The location of her research in South Africa – a middle-income country with challenges associated with the recent past under apartheid and high levels of poverty and unemployment – pushed Ameeta to draw on Southern Theory. Southern Theory refers to theoretical approaches which highlight the importance of location and the geopolitics of resource distribution. The Global South still, in some respects, feels the effects of marginalisation. Frequently, research conducted in the Global North is assumed equally to apply to the Global South, and the specific conditions of the South are ignored.

Ameeta realised that the current labour policies on breastfeeding breaks were not acknowledging the material circumstances of low-income women. Driven by economic necessity, these low-income mothers subordinate their physical and emotional relationship with their babies to the expectations of their workplace. In the non-work space, social and structural determinants associated with difficult commutes, caring for extended families and poor living conditions place breastfeeding as a minor priority.

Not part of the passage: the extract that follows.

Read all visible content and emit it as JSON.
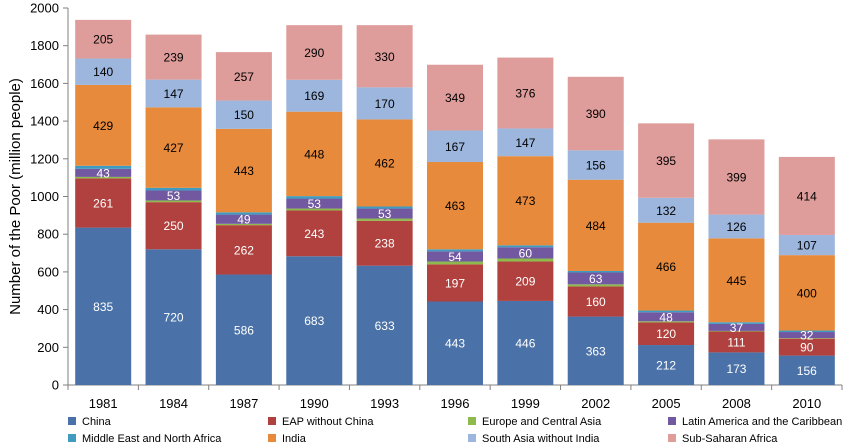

Ameeta’s projects have already resulted in minor changes in the Western Cape Department of Health’s policy on breastfeeding at work. Forms of support for breastfeeding women at work now extend beyond legislation.

The project has also resulted in three publications in 2020 in the journals Community, Work and Family; Gender, Work and Organization; and International Breastfeeding Journal. Through actively working to address the geopolitics of knowledge production in work–family research, Ameeta was elected to the executive boards of the Global Organisation for Humanitarian Work Psychology in 2020 and the Work and Family Researchers Network in 2021.

Presenting at conferences

Insofar as the future is concerned, Ameeta plans to extend her work in two ways: by connecting breastfeeding as a form of foodwork labour to the workplace labour discourse and by rethinking the work–family boundaries from the perspective of the Global South. She will present her ideas at the Brighton and Sussex Universities Network Food Studies seminar series (April 2021) and as a keynote address for the Equality, Diversity and Inclusion track at the 19th International Labour and Employment Relations Association World Congress (June 2021).